I have trouble understanding an argument in the proof of Proposition 2.5, p. 342, of Lang's Algebra. The setup of my question is the following:
Let $A$ be integrally closed in its quotient field $K$ and $B$ be its integral closure in a finite Galois extension $L$ of $K$, with group $G$. Let $p$ be a maximal ideal of $A$ and $\beta$ a maximal ideal of $B$ lying above $p$. Denote $\bar{B}=B/\beta$ and $\bar{A}=A/p$.
In his proof, Lang takes an element $\bar{x} \in \bar{B}$ that generates a separable extension of $\bar{A}$. He shows that $\bar{B}$ is normal over $\bar{A}$ and that $[\bar{A}(\bar{x}):\bar{A}] \le [K(x):K] \le [L:K]$, where $x$ is a representative of $\bar{x}$ in $B$. So far so good.

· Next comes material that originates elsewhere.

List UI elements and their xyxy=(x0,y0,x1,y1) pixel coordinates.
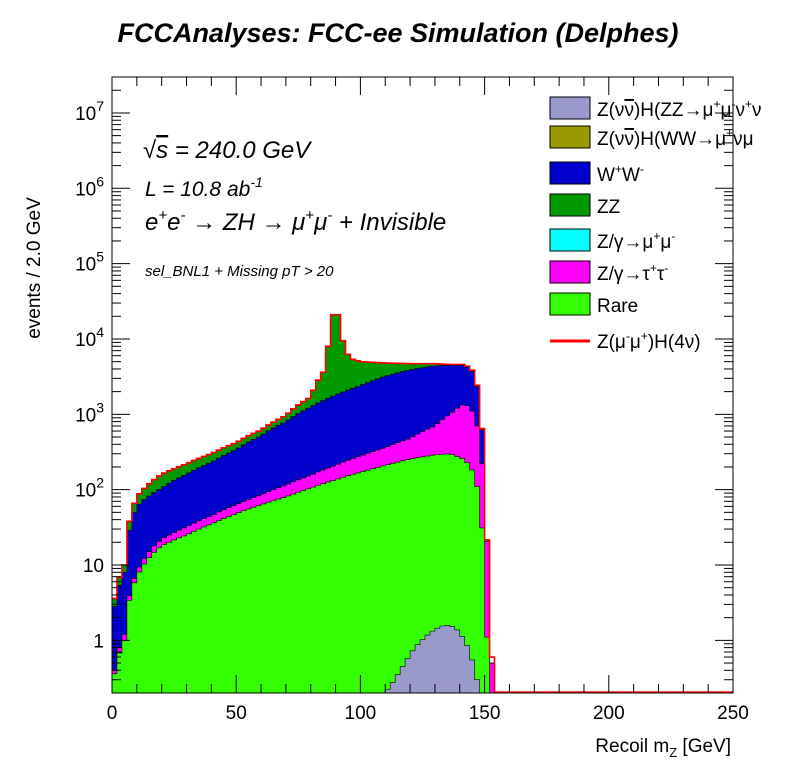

Then he says that "...this implies that the maximal separable subextension of $\bar{A}$ in $\bar{B}$ is of finite degree over $\bar{A}$ (using the primitive element theorem of elementary field theory)".
Question 1: How can we use the P.E.T. to see that? The statement of the primitive element theorem assumes that the underlying field extension is finite.
Question 2: Is $\bar{B}$ over $\bar{A}$ separable? Why is Lang referring to the "Galois group" of $\bar{B}/\bar{A}$?